- Born: Brian R. Detter
- Education: University of Wisconsin-Madison, B.A.
- Occupation: business executive

= Brian Detter =

Brian R. Detter is an American business executive and formerly served as a deputy assistant secretary of the Navy (DASN).

==Early life and education==
Detter was raised in Madison, Wisconsin. He graduated from La Follette High School, and received a bachelor of arts degree from the University of Wisconsin-Madison, with a double major in journalism and political science.

==Defense, foreign policy and business experience==
From 2009-12, he served as Deputy Assistant Secretary of the Navy (Expeditionary Programs and Logistics Management), managing a portfolio that included Navy and Marine Corps ground systems; research and development; urgent needs; and logistics and sustainment. He also had responsibility for several joint programs, including the MRAP program and the joint counter radio-controlled IED warfare (JCREW) program.
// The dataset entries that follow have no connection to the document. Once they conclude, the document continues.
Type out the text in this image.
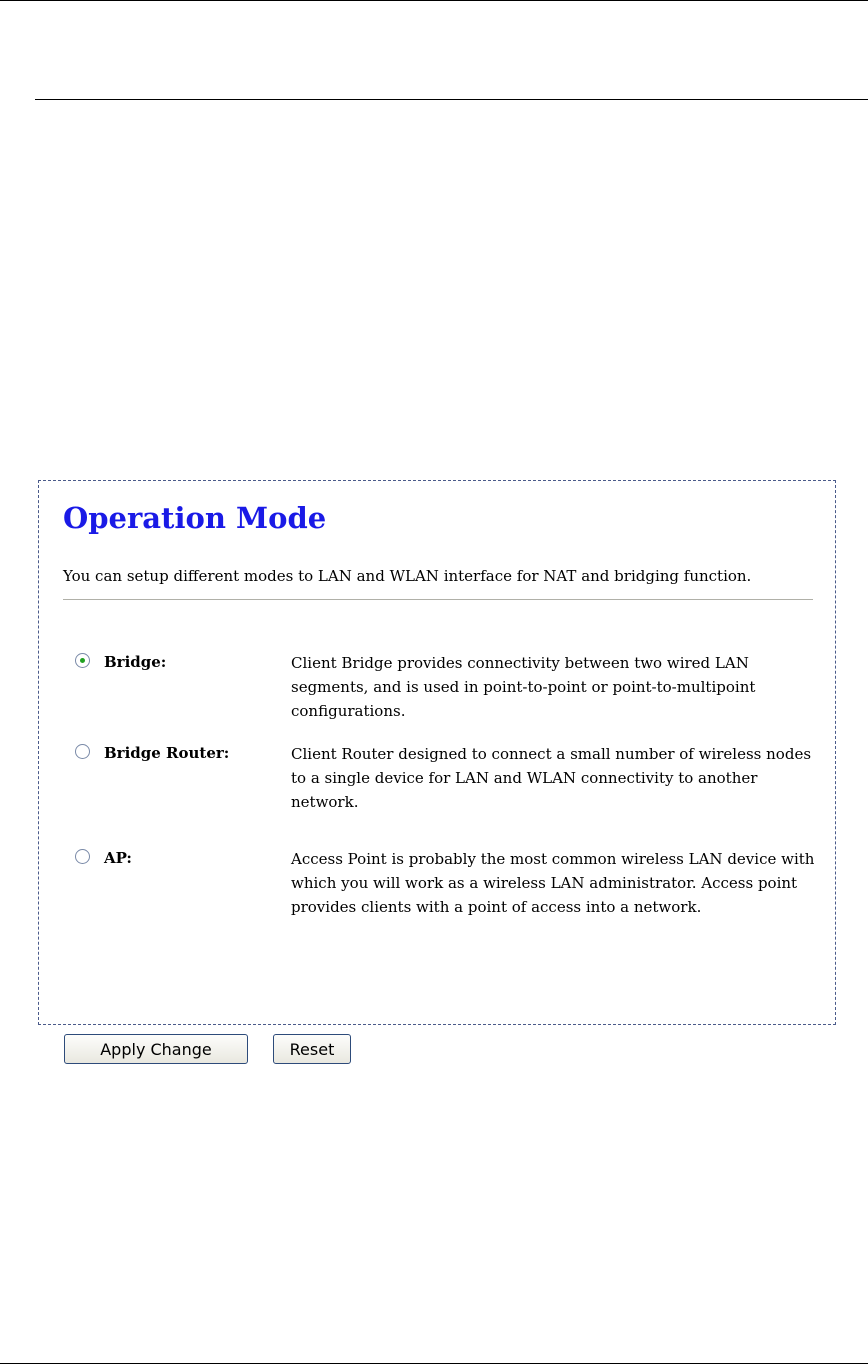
Operation Mode
You can setup different modes to LAN and WLAN interface for NAT and bridging function.
Bridge:	Client Bridge provides connectivity between two wired LAN segments, and is used in point-to-point or point-to-multipoint configurations.
Bridge Router:	Client Router designed to connect a small number of wireless nodes to a single device for LAN and WLAN connectivity to another network.
AP:	Access Point is probably the most common wireless LAN device with which you will work as a wireless LAN administrator. Access point provides clients with a point of access into a network.
Apply Change	Reset
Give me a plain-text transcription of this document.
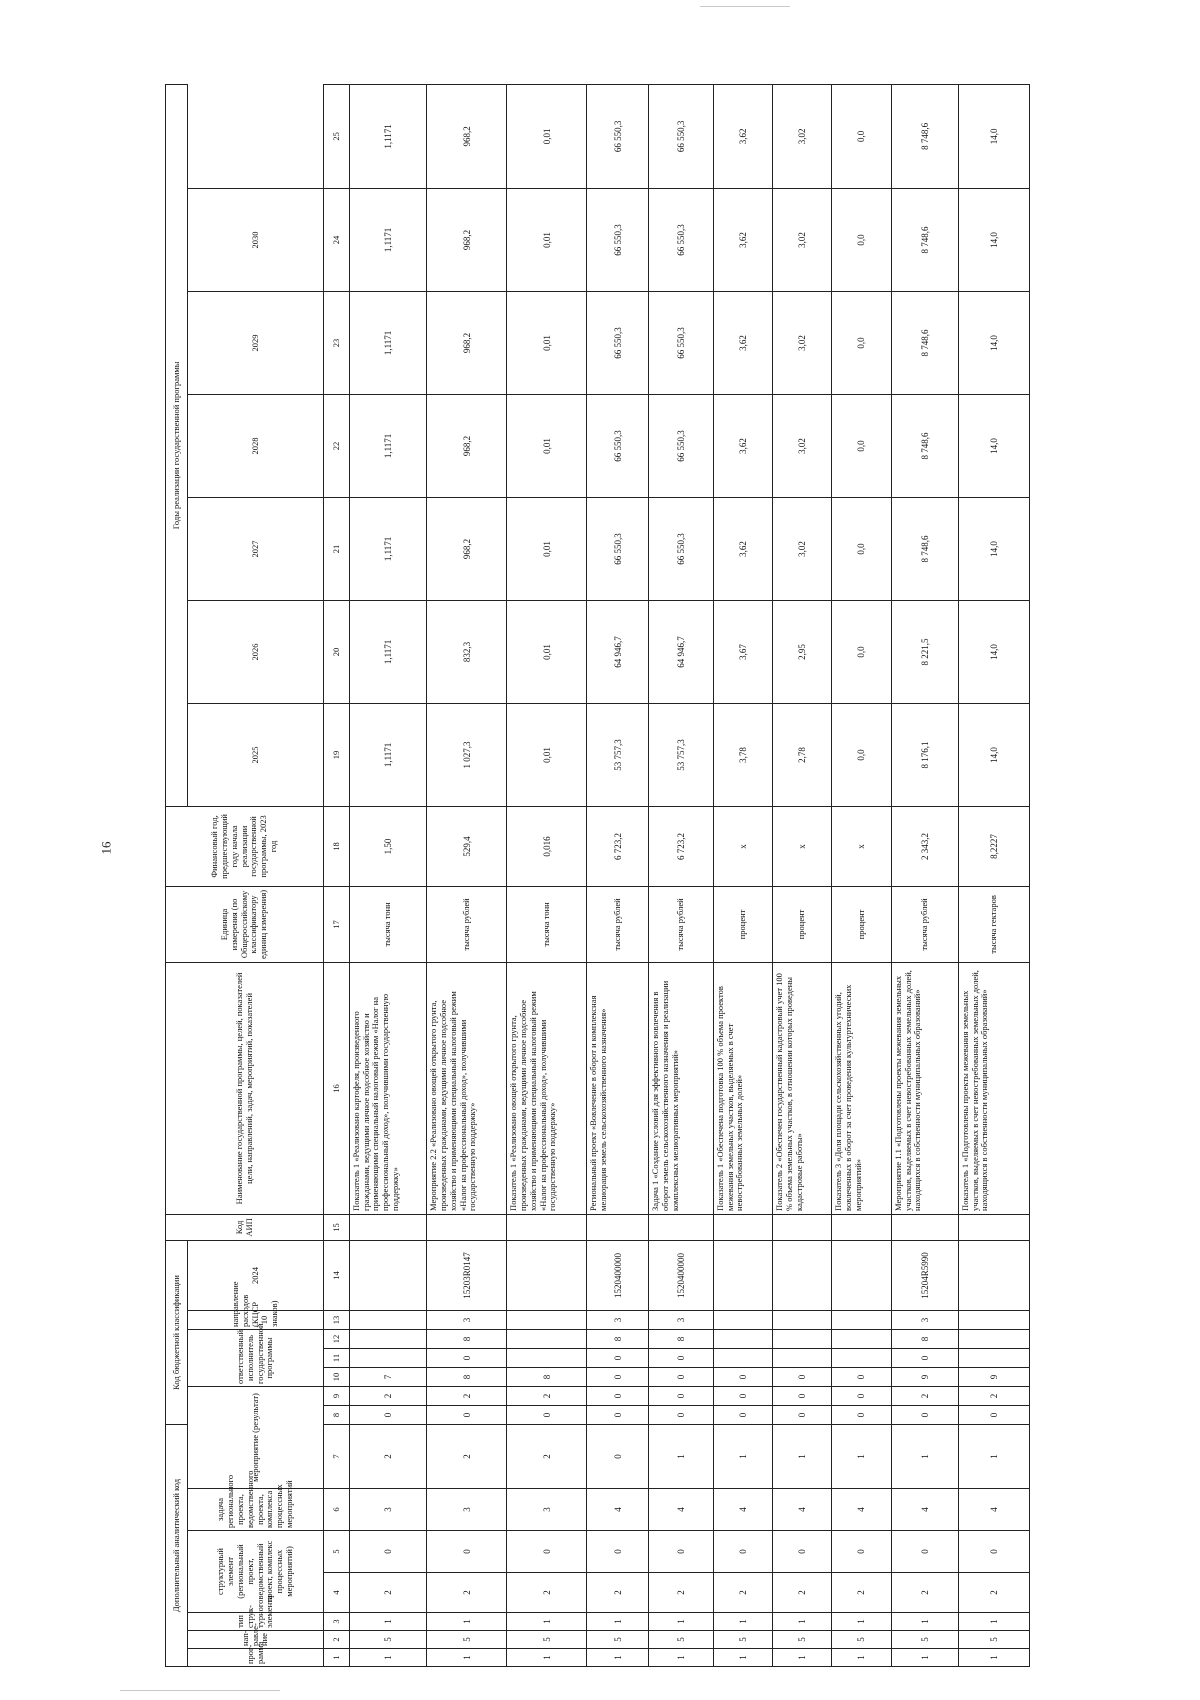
16
Дополнительный аналитический код							Код бюджетной классификации							Код АИП	Наименование государственной программы, целей, показателей цели, направлений, задач, мероприятий, показателей	Единица измерения (по Общероссийскому классификатору единиц измерения)	Финансовый год, предшествующий году начала реализации государственной программы, 2023 год	Годы реализации государственной программы						
прог-рамма	нап-равле-ние	тип струк-турного элемента	структурный элемент (региональный проект, ведомственный проект, комплекс процессных мероприятий)		задача регионального проекта, ведомственного проекта, комплекса процессных мероприятий	мероприятие (результат)			ответственный исполнитель государственной программы			направление расходов (КЦСР 10 знаков)	2024					2025	2026	2027	2028	2029	2030	
1	2	3	4	5	6	7	8	9	10	11	12	13	14	15	16	17	18	19	20	21	22	23	24	25
1	5	1	2	0	3	2	0	2	7						Показатель 1 «Реализовано картофеля, произведенного гражданами, ведущими личное подсобное хозяйство и применяющими специальный налоговый режим «Налог на профессиональный доход», получившими государственную поддержку»	тысяча тонн	1,50	1,1171	1,1171	1,1171	1,1171	1,1171	1,1171	1,1171
1	5	1	2	0	3	2	0	2	8	0	8	3	15203R0147		Мероприятие 2.2 «Реализовано овощей открытого грунта, произведенных гражданами, ведущими личное подсобное хозяйство и применяющими специальный налоговый режим «Налог на профессиональный доход», получившими государственную поддержку»	тысяча рублей	529,4	1 027,3	832,3	968,2	968,2	968,2	968,2	968,2
1	5	1	2	0	3	2	0	2	8						Показатель 1 «Реализовано овощей открытого грунта, произведенных гражданами, ведущими личное подсобное хозяйство и применяющими специальный налоговый режим «Налог на профессиональный доход», получившими государственную поддержку»	тысяча тонн	0,016	0,01	0,01	0,01	0,01	0,01	0,01	0,01
1	5	1	2	0	4	0	0	0	0	0	8	3	1520400000		Региональный проект «Вовлечение в оборот и комплексная мелиорация земель сельскохозяйственного назначения»	тысяча рублей	6 723,2	53 757,3	64 946,7	66 550,3	66 550,3	66 550,3	66 550,3	66 550,3
1	5	1	2	0	4	1	0	0	0	0	8	3	1520400000		Задача 1 «Создание условий для эффективного вовлечения в оборот земель сельскохозяйственного назначения и реализации комплексных мелиоративных мероприятий»	тысяча рублей	6 723,2	53 757,3	64 946,7	66 550,3	66 550,3	66 550,3	66 550,3	66 550,3
1	5	1	2	0	4	1	0	0	0						Показатель 1 «Обеспечена подготовка 100 % объема проектов межевания земельных участков, выделяемых в счет невостребованных земельных долей»	процент	x	3,78	3,67	3,62	3,62	3,62	3,62	3,62
1	5	1	2	0	4	1	0	0	0						Показатель 2 «Обеспечен государственный кадастровый учет 100 % объема земельных участков, в отношении которых проведены кадастровые работы»	процент	x	2,78	2,95	3,02	3,02	3,02	3,02	3,02
1	5	1	2	0	4	1	0	0	0						Показатель 3 «Доля площади сельскохозяйственных угодий, вовлеченных в оборот за счет проведения культуртехнических мероприятий»	процент	x	0,0	0,0	0,0	0,0	0,0	0,0	0,0
1	5	1	2	0	4	1	0	2	9	0	8	3	15204R5990		Мероприятие 1.1 «Подготовлены проекты межевания земельных участков, выделяемых в счет невостребованных земельных долей, находящихся в собственности муниципальных образований»	тысяча рублей	2 343,2	8 176,1	8 221,5	8 748,6	8 748,6	8 748,6	8 748,6	8 748,6
1	5	1	2	0	4	1	0	2	9						Показатель 1 «Подготовлены проекты межевания земельных участков, выделяемых в счет невостребованных земельных долей, находящихся в собственности муниципальных образований»	тысяча гектаров	8,2227	14,0	14,0	14,0	14,0	14,0	14,0	14,0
Previously, he served in the legislative affairs division at the U.S. Agency for International Development. He served with the U.S. State Department in Riyadh, Saudi Arabia as special assistant to the U.S. ambassador, and later in Washington as special assistant to the under secretary of state for Global Affairs.

Earlier in his career, he worked as a defense analyst for the nonpartisan Congressional Research Service, and has worked in senior position on Capitol Hill, both House and Senate sides. He also served as director of federal relations for the International Council of Shopping Centers.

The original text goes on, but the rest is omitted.